Yeah. It would be better just to give her a call once he got home.
John turned on his heel and instead caught the G train. He didn’t interrogate himself too closely as to why he brushed his teeth and showered before he sat down at his kitchen table and called Mary. Maybe he was tired of feeling like a grouchy schlub where she was concerned.

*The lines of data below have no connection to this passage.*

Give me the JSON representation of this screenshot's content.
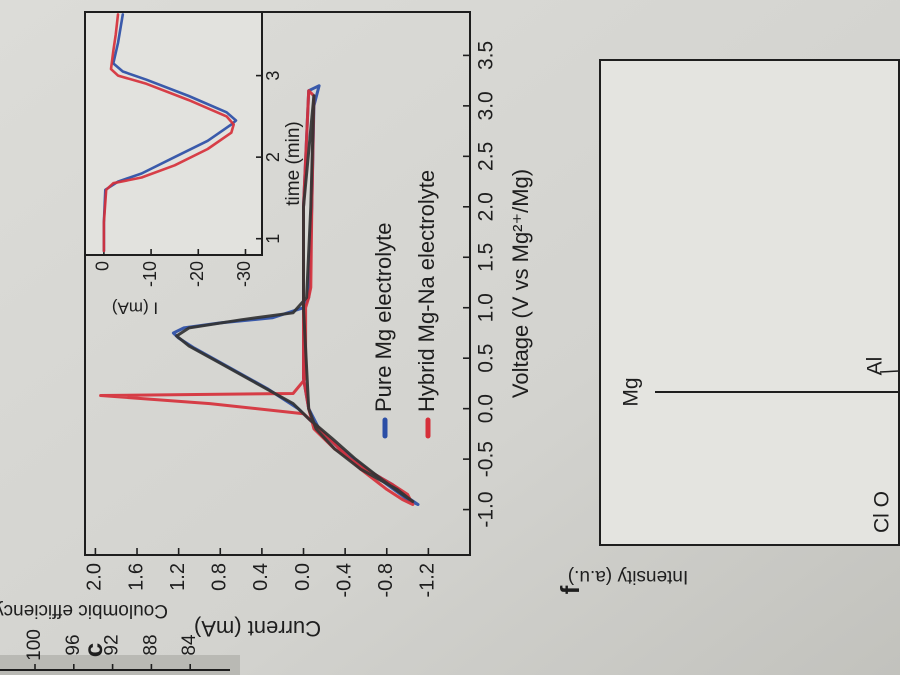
{
  "chart_data": [
    {
      "type": "line",
      "title": "c",
      "xlabel": "Voltage (V vs Mg²⁺/Mg)",
      "ylabel": "Current (mA)",
      "xlim": [
        -1.45,
        3.93
      ],
      "xticks": [
        {
          "value": -1.0,
          "label": "-1.0"
        },
        -0.5,
        {
          "value": 0.0,
          "label": "0.0"
        },
        0.5,
        {
          "value": 1.0,
          "label": "1.0"
        },
        1.5,
        {
          "value": 2.0,
          "label": "2.0"
        },
        2.5,
        {
          "value": 3.0,
          "label": "3.0"
        },
        3.5
      ],
      "ylim": [
        -1.6,
        2.1
      ],
      "yticks": [
        {
          "value": 2.0,
          "label": "2.0"
        },
        1.6,
        1.2,
        0.8,
        0.4,
        {
          "value": 0.0,
          "label": "0.0"
        },
        -0.4,
        -0.8,
        -1.2
      ],
      "legend": "lower right",
      "series": [
        {
          "name": "Pure Mg electrolyte",
          "color": "#2b4ea6",
          "x": [
            0.0,
            -0.2,
            -0.4,
            -0.6,
            -0.75,
            -0.88,
            -0.95,
            -0.9,
            -0.75,
            -0.55,
            -0.35,
            -0.15,
            0.0,
            0.2,
            0.4,
            0.6,
            0.7,
            0.75,
            0.8,
            0.85,
            0.9,
            1.0,
            1.1,
            2.0,
            3.0,
            3.2,
            3.15,
            2.0,
            1.0,
            0.3,
            0.0
          ],
          "values": [
            -0.05,
            -0.15,
            -0.35,
            -0.6,
            -0.85,
            -1.0,
            -1.1,
            -1.0,
            -0.8,
            -0.55,
            -0.3,
            -0.1,
            0.05,
            0.35,
            0.7,
            1.05,
            1.2,
            1.25,
            1.15,
            0.8,
            0.3,
            0.0,
            -0.05,
            -0.08,
            -0.1,
            -0.15,
            -0.05,
            0.0,
            0.0,
            0.0,
            -0.05
          ]
        },
        {
          "name": "Hybrid Mg-Na electrolyte",
          "color": "#d6303a",
          "x": [
            0.0,
            -0.2,
            -0.4,
            -0.6,
            -0.75,
            -0.85,
            -0.95,
            -0.9,
            -0.8,
            -0.6,
            -0.4,
            -0.2,
            -0.05,
            0.05,
            0.13,
            0.15,
            0.3,
            1.0,
            1.1,
            1.2,
            2.0,
            3.1,
            3.15,
            2.0,
            1.0,
            0.3,
            0.0
          ],
          "values": [
            -0.05,
            -0.1,
            -0.3,
            -0.6,
            -0.85,
            -1.0,
            -1.05,
            -0.95,
            -0.8,
            -0.55,
            -0.35,
            -0.15,
            0.0,
            0.9,
            1.95,
            0.1,
            -0.02,
            -0.02,
            -0.05,
            -0.07,
            -0.08,
            -0.1,
            -0.05,
            0.0,
            0.0,
            0.0,
            -0.05
          ]
        },
        {
          "color": "#333333",
          "x": [
            0.0,
            -0.2,
            -0.4,
            -0.6,
            -0.8,
            -0.92,
            -0.85,
            -0.7,
            -0.5,
            -0.3,
            -0.1,
            0.05,
            0.25,
            0.45,
            0.62,
            0.72,
            0.8,
            0.88,
            0.95,
            1.1,
            2.0,
            3.1,
            2.0,
            1.0,
            0.0
          ],
          "values": [
            -0.05,
            -0.12,
            -0.3,
            -0.55,
            -0.9,
            -1.05,
            -0.95,
            -0.75,
            -0.5,
            -0.28,
            -0.05,
            0.1,
            0.45,
            0.8,
            1.1,
            1.22,
            1.1,
            0.6,
            0.1,
            -0.03,
            -0.07,
            -0.1,
            0.0,
            0.0,
            -0.05
          ]
        }
      ]
    },
    {
      "type": "line",
      "xlabel": "time (min)",
      "ylabel": "I (mA)",
      "xlim": [
        0.8,
        3.78
      ],
      "xticks": [
        1,
        2,
        3
      ],
      "ylim": [
        -33.5,
        4
      ],
      "yticks": [
        0,
        -10,
        -20,
        -30
      ],
      "series": [
        {
          "color": "#2b4ea6",
          "x": [
            0.85,
            1.2,
            1.6,
            1.7,
            1.8,
            2.0,
            2.2,
            2.4,
            2.45,
            2.55,
            2.75,
            2.95,
            3.05,
            3.15,
            3.4,
            3.75
          ],
          "values": [
            0,
            0,
            -0.3,
            -3,
            -8,
            -15,
            -22,
            -27,
            -28,
            -26,
            -18,
            -9,
            -4,
            -2,
            -3,
            -4
          ]
        },
        {
          "color": "#d6303a",
          "x": [
            0.85,
            1.2,
            1.6,
            1.68,
            1.75,
            1.9,
            2.1,
            2.3,
            2.4,
            2.5,
            2.7,
            2.9,
            3.0,
            3.08,
            3.3,
            3.5,
            3.75
          ],
          "values": [
            0,
            0,
            -0.5,
            -2,
            -8,
            -15,
            -22,
            -27,
            -27.5,
            -26,
            -18,
            -9,
            -3,
            -1.5,
            -2,
            -2.5,
            -3
          ]
        }
      ]
    },
    {
      "type": "spectrum",
      "title": "f",
      "ylabel": "Intensity (a.u.)",
      "annotations": [
        "Mg",
        "Al",
        "Cl O"
      ]
    },
    {
      "type": "axis",
      "ylabel": "Coulombic efficiency (%)",
      "ylim": [
        82,
        102
      ],
      "yticks": [
        100,
        96,
        92,
        88,
        84
      ]
    }
  ]
}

Ruth, John’s cat, jumped up onto the table and roughly pushed her forehead into the palm of his hand. He knew that plenty of cats had reps for being flirty and aloof, but Ruth was not one of them. She was a straight-up floozy, giving it up for free every day of the week. And she was the only cat John had ever met who had bad balance. She regularly miscalculated and tumbled off the back of the couch in a yowling, furry heap. He scratched under her chin and listened to his phone ring.
“Hello?” Mary answered, a thread of surprise in her voice. She probably had never expected to see his name on her caller ID.
“Mary, it’s John.”
“Hi.”
He liked the way she said that one simple word. Her voice so bright it reminded him of the first delicious spoonful of lemon gelato on a hot day.
“Hi,” he said back to her and grimaced, feeling like a doofus. He hadn’t managed to inject the same magic into the greeting. He stood when he felt a bead of sweat travel down his spine and pinched the phone between his chin and shoulder, muscling open his kitchen window and hoping for a breeze. It was hot enough in his apartment that he was wearing only his boxers and an undershirt. He sat back against the windowsill and stretched his legs out in front of him. Ruth stared him down from the tabletop, her tail flicking back and forth.